In fact I belabored the stories of my martial art instructions' abrupt ending a few posts back. Today I took a letter to his girlfriend. We passed each other on his back country road and stopped to hug and cry and share. When we did talk about what had happened to my lessons, I learned John was going through something with his girlfriend and withdrew from the world by pushing everyone else out. It had nothing to do with me.
My fear of abandonment kicked into storytelling until I made it mean something about me or about him. I withdrew. I can't second guess how things might have gone if I had done otherwise. I am relieved I didn't cause the rift. I am sad I didn't hang in there with another phone call or two, and that I didn't keep my heartstrings open a bit more. I am allowing myself to open again.
My lesson continues to be to treat the people I love as precious. Death lurks around any corner. He just went out with a friend to Wal-Mart to get supplies for canning.
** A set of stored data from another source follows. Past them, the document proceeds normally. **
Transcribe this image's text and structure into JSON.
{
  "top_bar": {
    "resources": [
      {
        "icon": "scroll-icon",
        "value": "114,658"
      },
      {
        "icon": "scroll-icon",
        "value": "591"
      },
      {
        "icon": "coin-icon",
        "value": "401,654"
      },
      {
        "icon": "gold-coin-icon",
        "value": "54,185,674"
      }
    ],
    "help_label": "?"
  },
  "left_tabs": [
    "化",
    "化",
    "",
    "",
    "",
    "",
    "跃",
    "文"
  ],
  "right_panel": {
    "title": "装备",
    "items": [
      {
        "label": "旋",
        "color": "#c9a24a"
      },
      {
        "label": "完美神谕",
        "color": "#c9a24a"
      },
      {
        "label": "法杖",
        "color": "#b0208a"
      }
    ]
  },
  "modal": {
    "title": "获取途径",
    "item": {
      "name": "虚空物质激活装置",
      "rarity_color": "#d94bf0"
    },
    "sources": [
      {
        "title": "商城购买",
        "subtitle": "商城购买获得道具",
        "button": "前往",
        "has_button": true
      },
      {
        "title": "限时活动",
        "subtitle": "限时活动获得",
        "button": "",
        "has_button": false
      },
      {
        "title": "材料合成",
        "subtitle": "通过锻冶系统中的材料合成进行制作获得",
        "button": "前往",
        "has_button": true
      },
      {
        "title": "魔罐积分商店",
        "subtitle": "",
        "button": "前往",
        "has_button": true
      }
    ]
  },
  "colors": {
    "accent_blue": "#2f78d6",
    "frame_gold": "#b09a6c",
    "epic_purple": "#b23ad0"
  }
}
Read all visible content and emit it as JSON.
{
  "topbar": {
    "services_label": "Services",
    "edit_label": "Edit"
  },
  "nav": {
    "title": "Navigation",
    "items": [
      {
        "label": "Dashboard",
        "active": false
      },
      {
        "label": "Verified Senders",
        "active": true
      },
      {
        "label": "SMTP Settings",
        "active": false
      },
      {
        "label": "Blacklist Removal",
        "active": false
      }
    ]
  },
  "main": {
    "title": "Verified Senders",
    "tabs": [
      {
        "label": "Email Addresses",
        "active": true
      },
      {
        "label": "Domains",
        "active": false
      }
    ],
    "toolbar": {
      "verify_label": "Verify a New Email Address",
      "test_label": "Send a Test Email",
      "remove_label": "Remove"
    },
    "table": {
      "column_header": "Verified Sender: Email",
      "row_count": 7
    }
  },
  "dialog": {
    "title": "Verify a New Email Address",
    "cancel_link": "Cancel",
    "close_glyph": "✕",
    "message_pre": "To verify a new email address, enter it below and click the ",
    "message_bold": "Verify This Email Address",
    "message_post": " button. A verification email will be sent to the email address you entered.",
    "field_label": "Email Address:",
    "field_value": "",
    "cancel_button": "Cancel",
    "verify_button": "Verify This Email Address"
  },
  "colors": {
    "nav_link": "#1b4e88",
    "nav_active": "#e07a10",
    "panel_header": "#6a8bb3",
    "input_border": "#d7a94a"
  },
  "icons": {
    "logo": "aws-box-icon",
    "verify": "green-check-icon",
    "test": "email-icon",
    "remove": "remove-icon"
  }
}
There is no evident reason why his car left the road. He wasn't speeding, he was wearing a seatbelt. The car slid on wet grass to a ditch and flipped. He hit his head, broke his neck and collarbone and died instantly. My choice now is to learn not to jump to conclusions, don't take on pain when none is intended and fulfill his belief in me. Loving my life demands that I take change of my mind least it run me into the ground yet again.